Clinical Research Coordinator II Nationwide Children's Hospital Columbus, Ohio, United States
Background: The Black-White racial disparity in infant mortality rates in the US have persisted for decades. Research has sought to understand factors contributing to preterm birth (PTB) and low birth weight (LBW), as they are the leading causes of infant death. A growing body of literature indicates that neighborhood-level factors play a significant role in birth outcome trends. While understudied, literature suggests that the stress associated with living in neighborhoods with high crime rates can lead to poor birth outcomes. Objective: To assess the association between birth outcomes and community violence in three Ohio counties with high infant mortality racial disparities. Design/Methods: Birth record data (2018-2022) for singleton births in Franklin, Hamilton, and Cuyahoga counties (N= 182,354) were linked to crime data in the year preceding the birth from Ohio-Incident-Based Reporting System at the census tract level. Annual crime rates per 1,000 residents, classified as violent (VC), nonviolent (NVC), and total crime, were calculated using geocoded crime incidents and categorized into tertiles (i.e., low, medium, and high crime) for analyses. Logistic regression models were used to estimate the effects of crime on birth outcomes including PTB (>32 weeks and <= 37 weeks gestation), very PTB (vPTB, <= 28 weeks gestation), and LBW ( < 2500 grams) births. All models controlled for race/ethnicity, maternal age, risk factors for poor birth outcomes, marital status, maternal education, parity, insurance status, smoking status, poverty status, and prenatal care. Results: Compared to birthing people who live in areas with low VC, the odds of PTB were significantly greater among those in high VC areas (aOR:1.066; p-value= 0.02). The odds of vPTB were marginally higher among those in medium NVC areas compared to low NVC areas (aOR: 1.11; p-value=0.055). Living in a medium total crime area, however, was significantly associated with greater odds of vPTB compared to birthing people in low total crime areas (aOR:1.14; p-value=0.015). Neither crime type was significantly associated with LBW.

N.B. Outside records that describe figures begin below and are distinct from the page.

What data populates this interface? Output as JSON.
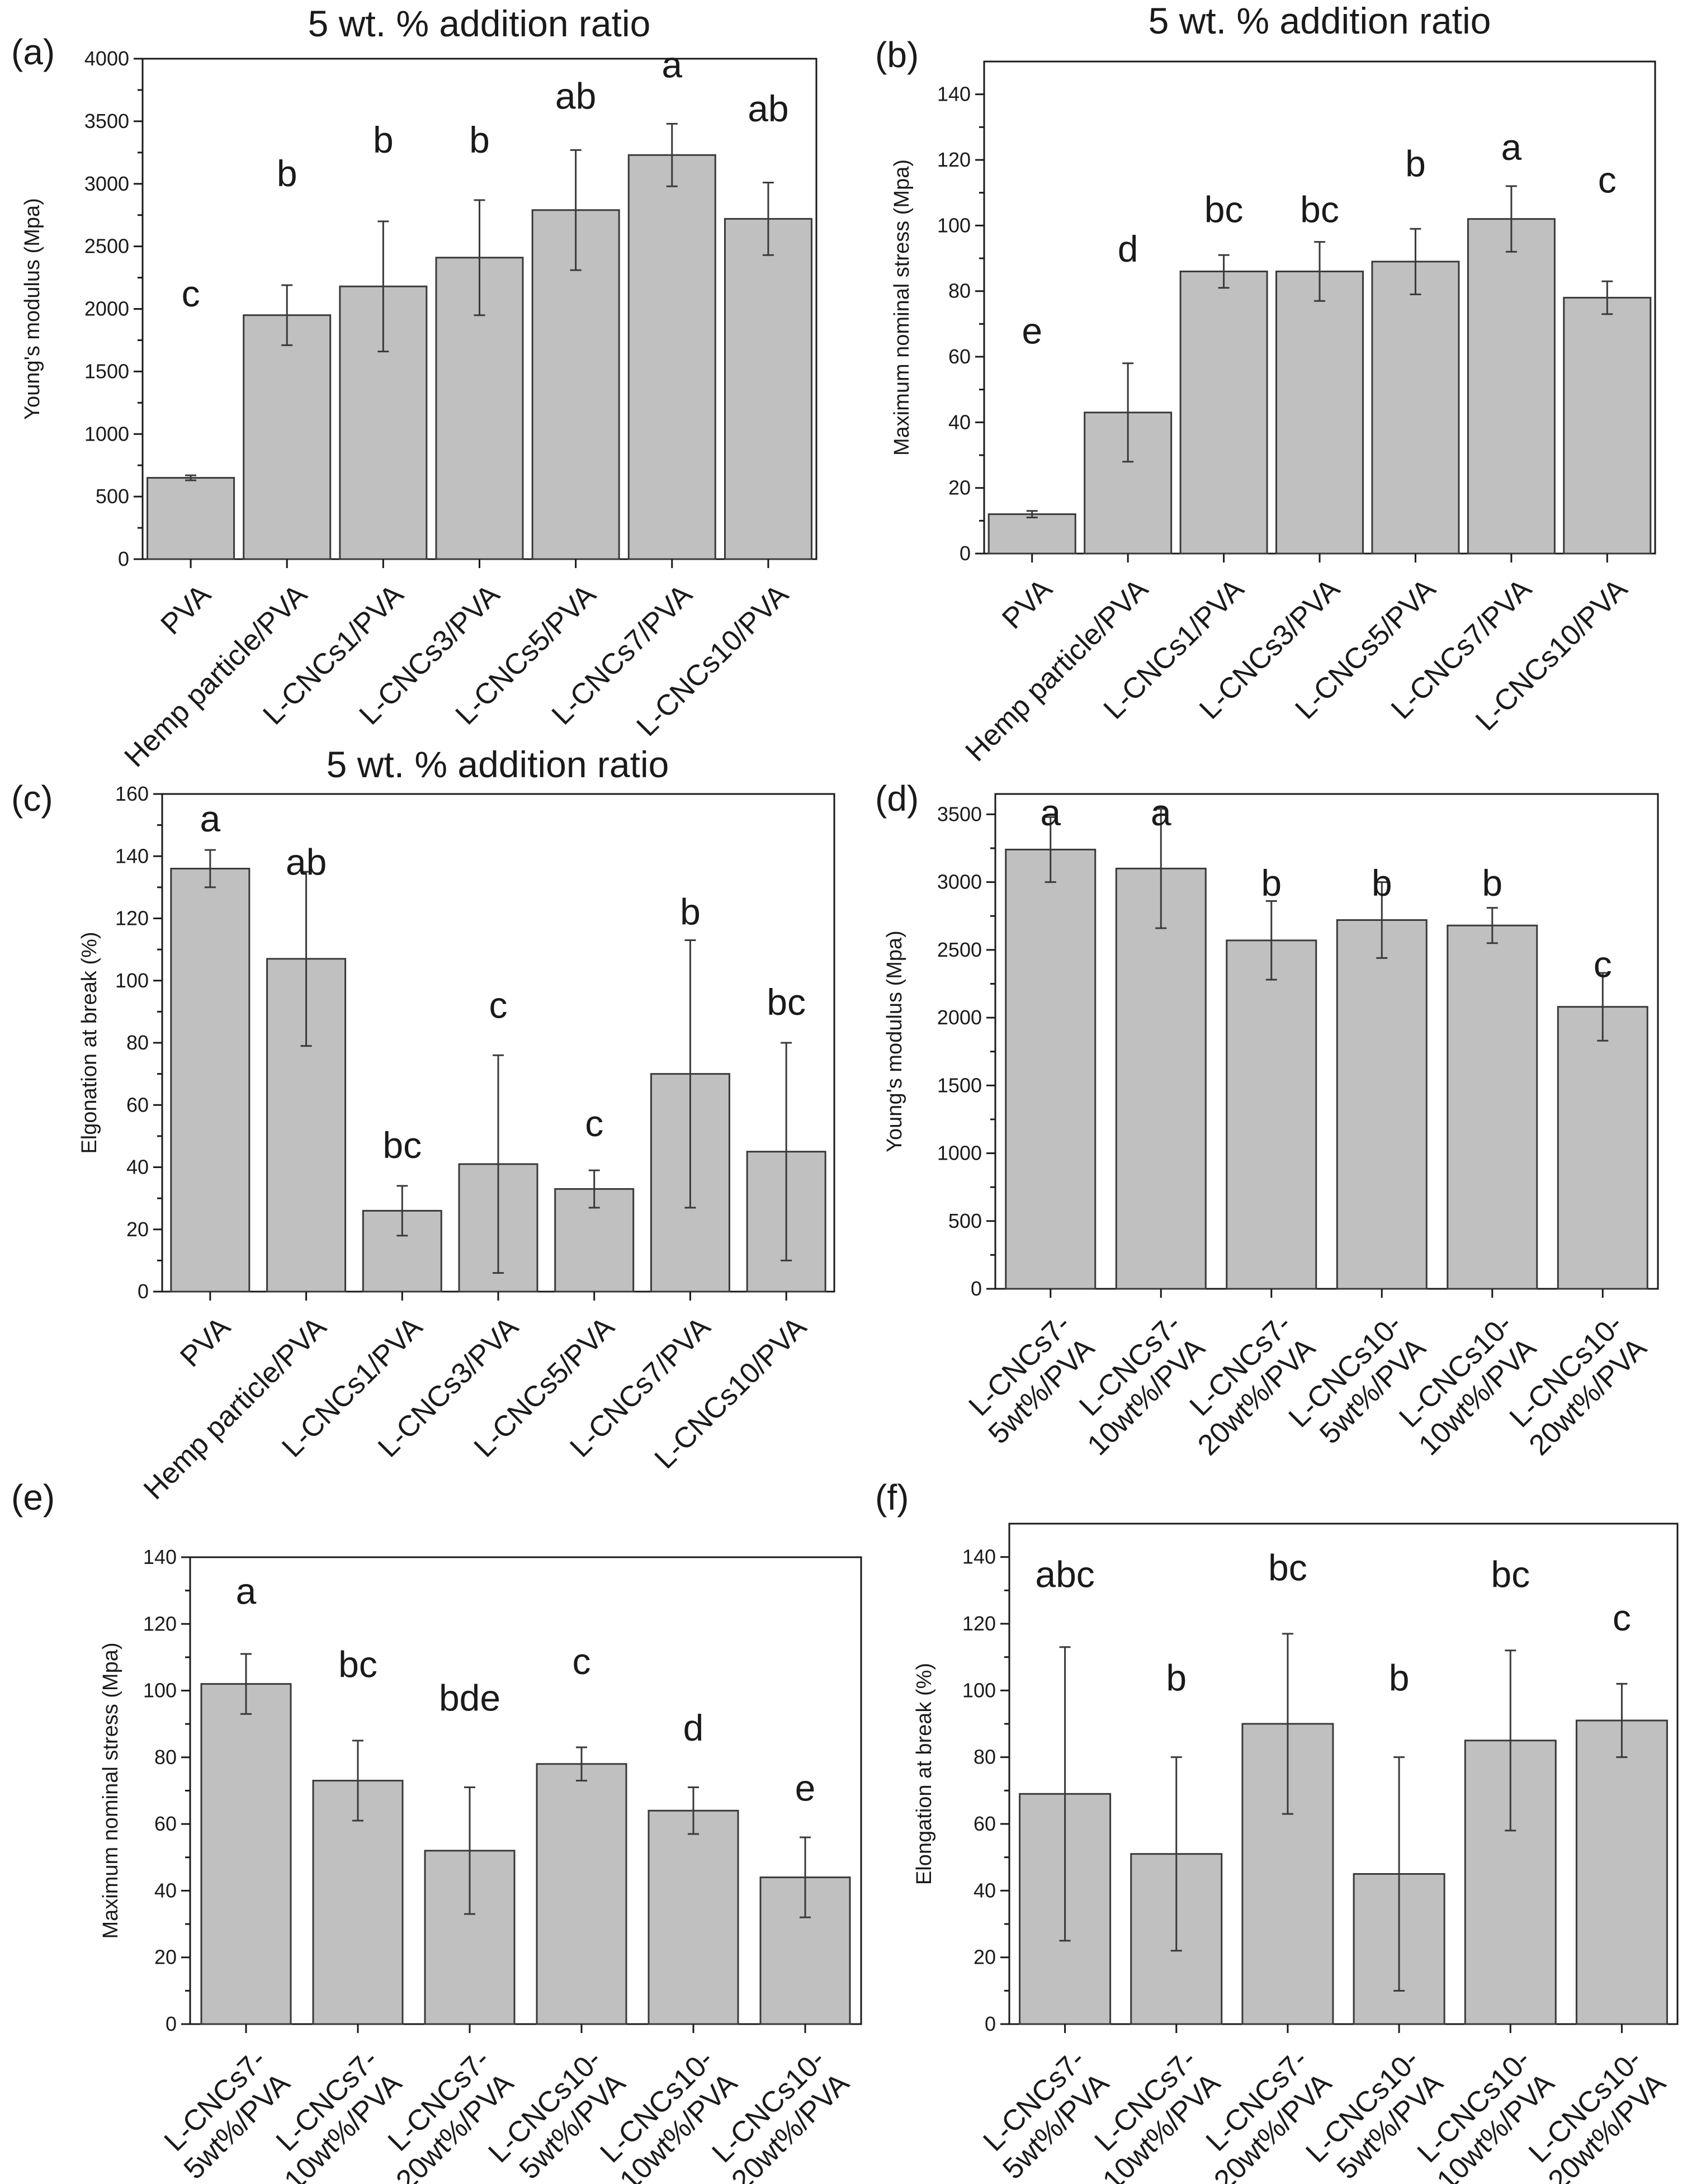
{
  "chart_data": [
    {
      "id": "a",
      "panel_label": "(a)",
      "type": "bar",
      "title": "5 wt. % addition ratio",
      "xlabel": "",
      "ylabel": "Young's modulus (Mpa)",
      "ylim": [
        0,
        4000
      ],
      "yticks": [
        0,
        500,
        1000,
        1500,
        2000,
        2500,
        3000,
        3500,
        4000
      ],
      "categories": [
        [
          "PVA"
        ],
        [
          "Hemp particle/PVA"
        ],
        [
          "L-CNCs1/PVA"
        ],
        [
          "L-CNCs3/PVA"
        ],
        [
          "L-CNCs5/PVA"
        ],
        [
          "L-CNCs7/PVA"
        ],
        [
          "L-CNCs10/PVA"
        ]
      ],
      "values": [
        650,
        1950,
        2180,
        2410,
        2790,
        3230,
        2720
      ],
      "errors": [
        20,
        240,
        520,
        460,
        480,
        250,
        290
      ],
      "letters": [
        "c",
        "b",
        "b",
        "b",
        "ab",
        "a",
        "ab"
      ],
      "letter_values": [
        2020,
        2980,
        3250,
        3250,
        3600,
        3850,
        3500
      ]
    },
    {
      "id": "b",
      "panel_label": "(b)",
      "type": "bar",
      "title": "5 wt. % addition ratio",
      "xlabel": "",
      "ylabel": "Maximum nominal stress (Mpa)",
      "ylim": [
        0,
        150
      ],
      "yticks": [
        0,
        20,
        40,
        60,
        80,
        100,
        120,
        140
      ],
      "categories": [
        [
          "PVA"
        ],
        [
          "Hemp particle/PVA"
        ],
        [
          "L-CNCs1/PVA"
        ],
        [
          "L-CNCs3/PVA"
        ],
        [
          "L-CNCs5/PVA"
        ],
        [
          "L-CNCs7/PVA"
        ],
        [
          "L-CNCs10/PVA"
        ]
      ],
      "values": [
        12,
        43,
        86,
        86,
        89,
        102,
        78
      ],
      "errors": [
        1,
        15,
        5,
        9,
        10,
        10,
        5
      ],
      "letters": [
        "e",
        "d",
        "bc",
        "bc",
        "b",
        "a",
        "c"
      ],
      "letter_values": [
        64,
        89,
        101,
        101,
        115,
        120,
        110
      ]
    },
    {
      "id": "c",
      "panel_label": "(c)",
      "type": "bar",
      "title": "5 wt. % addition ratio",
      "xlabel": "",
      "ylabel": "Elgonation at break (%)",
      "ylim": [
        0,
        160
      ],
      "yticks": [
        0,
        20,
        40,
        60,
        80,
        100,
        120,
        140,
        160
      ],
      "categories": [
        [
          "PVA"
        ],
        [
          "Hemp particle/PVA"
        ],
        [
          "L-CNCs1/PVA"
        ],
        [
          "L-CNCs3/PVA"
        ],
        [
          "L-CNCs5/PVA"
        ],
        [
          "L-CNCs7/PVA"
        ],
        [
          "L-CNCs10/PVA"
        ]
      ],
      "values": [
        136,
        107,
        26,
        41,
        33,
        70,
        45
      ],
      "errors": [
        6,
        28,
        8,
        35,
        6,
        43,
        35
      ],
      "letters": [
        "a",
        "ab",
        "bc",
        "c",
        "c",
        "b",
        "bc"
      ],
      "letter_values": [
        148,
        134,
        43,
        88,
        50,
        118,
        89
      ]
    },
    {
      "id": "d",
      "panel_label": "(d)",
      "type": "bar",
      "title": "",
      "xlabel": "",
      "ylabel": "Young's modulus (Mpa)",
      "ylim": [
        0,
        3650
      ],
      "yticks": [
        0,
        500,
        1000,
        1500,
        2000,
        2500,
        3000,
        3500
      ],
      "categories": [
        [
          "L-CNCs7-",
          "5wt%/PVA"
        ],
        [
          "L-CNCs7-",
          "10wt%/PVA"
        ],
        [
          "L-CNCs7-",
          "20wt%/PVA"
        ],
        [
          "L-CNCs10-",
          "5wt%/PVA"
        ],
        [
          "L-CNCs10-",
          "10wt%/PVA"
        ],
        [
          "L-CNCs10-",
          "20wt%/PVA"
        ]
      ],
      "values": [
        3240,
        3100,
        2570,
        2720,
        2680,
        2080
      ],
      "errors": [
        240,
        440,
        290,
        280,
        130,
        250
      ],
      "letters": [
        "a",
        "a",
        "b",
        "b",
        "b",
        "c"
      ],
      "letter_values": [
        3420,
        3420,
        2900,
        2900,
        2900,
        2300
      ]
    },
    {
      "id": "e",
      "panel_label": "(e)",
      "type": "bar",
      "title": "",
      "xlabel": "",
      "ylabel": "Maximum nominal stress (Mpa)",
      "ylim": [
        0,
        140
      ],
      "yticks": [
        0,
        20,
        40,
        60,
        80,
        100,
        120,
        140
      ],
      "categories": [
        [
          "L-CNCs7-",
          "5wt%/PVA"
        ],
        [
          "L-CNCs7-",
          "10wt%/PVA"
        ],
        [
          "L-CNCs7-",
          "20wt%/PVA"
        ],
        [
          "L-CNCs10-",
          "5wt%/PVA"
        ],
        [
          "L-CNCs10-",
          "10wt%/PVA"
        ],
        [
          "L-CNCs10-",
          "20wt%/PVA"
        ]
      ],
      "values": [
        102,
        73,
        52,
        78,
        64,
        44
      ],
      "errors": [
        9,
        12,
        19,
        5,
        7,
        12
      ],
      "letters": [
        "a",
        "bc",
        "bde",
        "c",
        "d",
        "e"
      ],
      "letter_values": [
        126,
        104,
        94,
        105,
        85,
        67
      ]
    },
    {
      "id": "f",
      "panel_label": "(f)",
      "type": "bar",
      "title": "",
      "xlabel": "",
      "ylabel": "Elongation at break (%)",
      "ylim": [
        0,
        150
      ],
      "yticks": [
        0,
        20,
        40,
        60,
        80,
        100,
        120,
        140
      ],
      "categories": [
        [
          "L-CNCs7-",
          "5wt%/PVA"
        ],
        [
          "L-CNCs7-",
          "10wt%/PVA"
        ],
        [
          "L-CNCs7-",
          "20wt%/PVA"
        ],
        [
          "L-CNCs10-",
          "5wt%/PVA"
        ],
        [
          "L-CNCs10-",
          "10wt%/PVA"
        ],
        [
          "L-CNCs10-",
          "20wt%/PVA"
        ]
      ],
      "values": [
        69,
        51,
        90,
        45,
        85,
        91
      ],
      "errors": [
        44,
        29,
        27,
        35,
        27,
        11
      ],
      "letters": [
        "abc",
        "b",
        "bc",
        "b",
        "bc",
        "c"
      ],
      "letter_values": [
        131,
        100,
        133,
        100,
        131,
        118
      ]
    }
  ]
}
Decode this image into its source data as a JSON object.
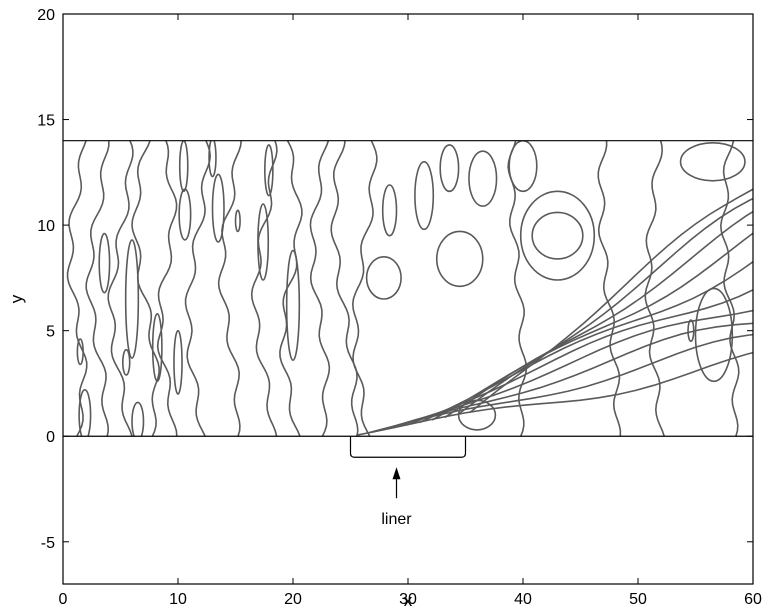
{
  "chart_data": {
    "type": "contour",
    "title": "",
    "xlabel": "x",
    "ylabel": "y",
    "xlim": [
      0,
      60
    ],
    "ylim": [
      -7,
      20
    ],
    "x_ticks": [
      0,
      10,
      20,
      30,
      40,
      50,
      60
    ],
    "y_ticks": [
      -5,
      0,
      5,
      10,
      15,
      20
    ],
    "duct": {
      "y_lower": 0,
      "y_upper": 14
    },
    "liner": {
      "x_start": 25,
      "x_end": 35,
      "label": "liner",
      "arrow_x": 29
    },
    "grid": false,
    "legend": "none"
  }
}
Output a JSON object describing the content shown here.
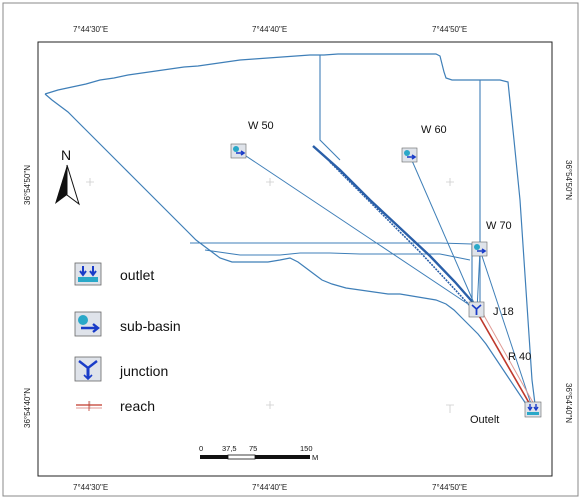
{
  "coords": {
    "top": [
      "7°44'30\"E",
      "7°44'40\"E",
      "7°44'50\"E"
    ],
    "bottom": [
      "7°44'30\"E",
      "7°44'40\"E",
      "7°44'50\"E"
    ],
    "left": [
      "36°54'50\"N",
      "36°54'40\"N"
    ],
    "right": [
      "36°54'50\"N",
      "36°54'40\"N"
    ]
  },
  "north_label": "N",
  "labels": {
    "w50": "W 50",
    "w60": "W 60",
    "w70": "W 70",
    "j18": "J 18",
    "r40": "R 40",
    "outlet": "Outelt"
  },
  "legend": {
    "outlet": "outlet",
    "sub_basin": "sub-basin",
    "junction": "junction",
    "reach": "reach"
  },
  "scale": {
    "ticks": [
      "0",
      "37,5",
      "75",
      "150"
    ],
    "unit": "M"
  },
  "colors": {
    "boundary": "#3f7fb8",
    "stream": "#2a5fa8",
    "reach": "#c0392b",
    "frame": "#222222"
  }
}
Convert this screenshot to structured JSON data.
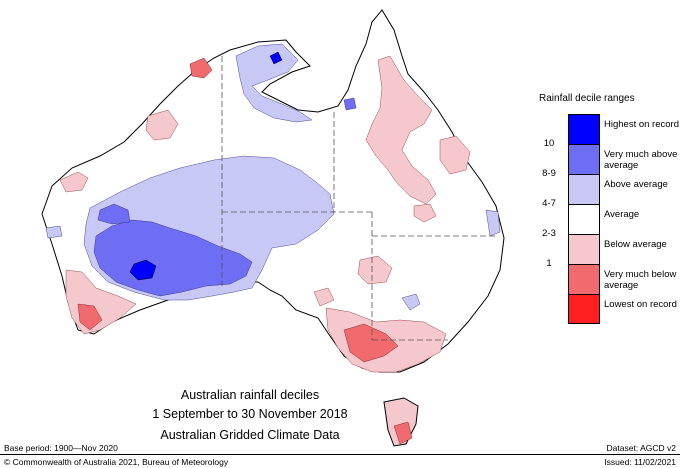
{
  "legend": {
    "title": "Rainfall decile ranges",
    "entries": [
      {
        "label": "Highest on record",
        "color": "#0000ff"
      },
      {
        "label": "Very much above average",
        "color": "#6e6ef5"
      },
      {
        "label": "Above average",
        "color": "#c8c8f5"
      },
      {
        "label": "Average",
        "color": "#ffffff"
      },
      {
        "label": "Below average",
        "color": "#f5c8cd"
      },
      {
        "label": "Very much below average",
        "color": "#f06a6e"
      },
      {
        "label": "Lowest on record",
        "color": "#ff2020"
      }
    ],
    "ticks": [
      "10",
      "8-9",
      "4-7",
      "2-3",
      "1"
    ]
  },
  "caption": {
    "line1": "Australian rainfall deciles",
    "line2": "1 September to 30 November 2018",
    "line3": "Australian Gridded Climate Data"
  },
  "footer": {
    "base_period": "Base period: 1900—Nov 2020",
    "dataset": "Dataset: AGCD v2",
    "copyright": "© Commonwealth of Australia 2021, Bureau of Meteorology",
    "issued": "Issued: 11/02/2021"
  },
  "colors": {
    "coast": "#000000",
    "border": "#555555"
  }
}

Conclusion(s): Neighborhood-level VC and NVC rates had varying effects on birth outcomes in medium and high crime areas compared to low crime areas. Recognizing that neighborhoods are racially segregated due to structural racism and discrimination, future analyses should stratify by race/ethnicity to assess potential differences in the effect of crime on identified birth outcomes. Understanding the impacts of social environments on birth outcomes can inform collaborative intervention by health systems and communities.